Nathan, yes. You have the general idea.
A reverse proxy is basically a fake webserver front-end for your webserver. Instead of directly exposing the "real server" to the outside world, you put a separate webserver up that does nothing but accepts the incoming commands, optionally filtering them for nefariousness, and then forwards the commands along to the "internal-only real server" (and then does the reverse back to the client with responses). Reverse Proxy servers are used
very commonly for servers on the Internet for security and load balancing (you can have one reverse proxy "front end" that handles incoming requests and forwards to a load-balanced "pool" of actual web servers behind the scenes). Probably nearly every single website you go to regularly is behind at least one reverse proxy of some kind.

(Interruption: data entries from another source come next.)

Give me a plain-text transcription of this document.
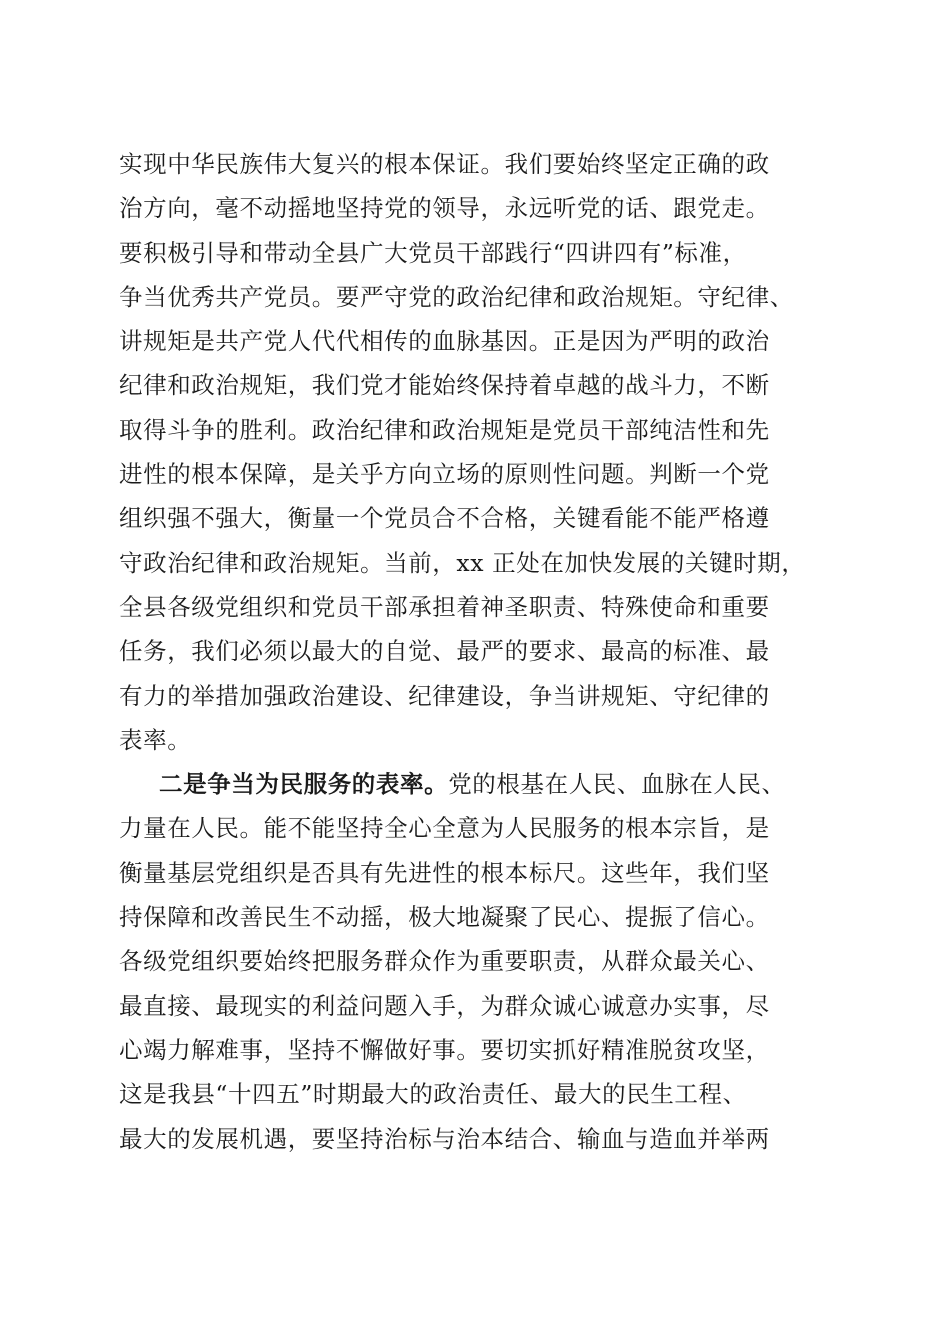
实现中华民族伟大复兴的根本保证。我们要始终坚定正确的政
治方向，毫不动摇地坚持党的领导，永远听党的话、跟党走。
要积极引导和带动全县广大党员干部践行“四讲四有”标准，
争当优秀共产党员。要严守党的政治纪律和政治规矩。守纪律、
讲规矩是共产党人代代相传的血脉基因。正是因为严明的政治
纪律和政治规矩，我们党才能始终保持着卓越的战斗力，不断
取得斗争的胜利。政治纪律和政治规矩是党员干部纯洁性和先
进性的根本保障，是关乎方向立场的原则性问题。判断一个党
组织强不强大，衡量一个党员合不合格，关键看能不能严格遵
守政治纪律和政治规矩。当前，xx 正处在加快发展的关键时期，
全县各级党组织和党员干部承担着神圣职责、特殊使命和重要
任务，我们必须以最大的自觉、最严的要求、最高的标准、最
有力的举措加强政治建设、纪律建设，争当讲规矩、守纪律的
表率。
二是争当为民服务的表率。党的根基在人民、血脉在人民、
力量在人民。能不能坚持全心全意为人民服务的根本宗旨，是
衡量基层党组织是否具有先进性的根本标尺。这些年，我们坚
持保障和改善民生不动摇，极大地凝聚了民心、提振了信心。
各级党组织要始终把服务群众作为重要职责，从群众最关心、
最直接、最现实的利益问题入手，为群众诚心诚意办实事，尽
心竭力解难事，坚持不懈做好事。要切实抓好精准脱贫攻坚，
这是我县“十四五”时期最大的政治责任、最大的民生工程、
最大的发展机遇，要坚持治标与治本结合、输血与造血并举两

In this way, you can abstract and hide the workings of the "real server" from the Internet. And, of course, because the proxy is a full-fledged webserver, it can apply TLS and do HTTPS.
So, in my case, my firewall, which is a
Sophos UTM (which I
love), has a built-in reverse proxy feature (called Web Application Firewall in their terminology, but I bet it is just squid under the covers). I was able to set it up like so:
* Virtual Proxy Server: MCWS Encrypted (External) - Running on TCP port 53199 bound to External Interface on my Router.
> TLS enabled using my LetsEncrypt cert
> Mine can also do hardening (looking for "bad traffic, known attacks, etc). I don't have this on yet, but am going to test it and enable that.
> Real Server it uses: MC running in NON-encrypted mode, when I'm done, I'll have NO port forwarding enabled for it anymore at all.
Then, to make it work
inside my network without having to make a special "external-only" Library for MC on my laptop...
* Virtual Proxy Server: MCWS Encrypted (Internal) - Running on TCP port 53199 bound to the INTERNAL interface on my Router.
> Identical settings as the external version (except I won't bother with the hardening stuff probably).
And, lastly, to make it still available both internally and externally as non-encrypted, I'm going to (I haven't done this yet) make two more Virtual Servers set to HTTP (no encryption) mode, exactly the same except they'll actually run on 52199. I haven't done this because I'll need to switch the port MC uses on the "real" server and I don't want to break all my clients until I can get it all tested/set up. Really the only reason I even need these is because of JRemote (which doesn't support HTTPS connections yet). Panel and MC itself all works fine through the encrypted connection to the proxy server.
Then, the last part, to make it so I can just set my laptops and mobile devices up with my FQDN:Port setup as I have them now (without resorting to using the JRiver Media Network key system) was to set up a Full-NAT rule on my router. This rule looks for traffic coming from any device on the Internal network on TCP Port 53199 going to my WAN address (because looking up my FQDN via DNS will result in my WAN address, so the device will "try" to connect there) and then changes it so that:
* Destination: Internal Virtual Proxy Server (in my case, on the Router itself, so the Router's internal IP address)
* Source: WAN Address
That way, when I enter lan.mynetwork.net:port as the setup in MC, it works whether I'm inside the network or outside the network. Inside, the Full-NAT rule triggers and
all traffic going to WAN from inside my network on port 53199 gets automatically re-routed to the proxy server Outside, the rule doesn't trigger at all, and traffic just comes in to the External version of the Proxy server.
So, I know a bit about Ubiquiti routers. The UDM Pro cannot act as a Reverse Proxy itself. So, to do this (at least without replacing the UDM), you'd need to set up a separate reverse proxy machine/VM inside your network yourself.
Squid is a very popular Linux GPL application designed for this purpose (that justsomeguy mentioned and is apparently available as a plugin for pfsense). But NGINX and Apache can both be set up in reverse proxy mode too, and there are a wide variety of other options (for Linux and Windows of course):
*
https://dannyda.com/2020/01/03/list-of-open-source-free-proxy-forward-proxy-reverse-proxy-cache-server-software/*
https://github.com/dariubs/awesome-proxyI'm not sure if your UDM can do full-nat rules (which are like SNAT and DNAT combined, and can modify BOTH the source and the destination addresses, instead of just one way like a typical Port Forwarding setup). If so, you could totally set one up like I did, only on a separate box or VM from your Router inside your network (and then you'd just need a couple extra port-forwarding rules to allow the external access to get through to the proxy server, just like you have now for MC directly, only pointed at the proxy server instead).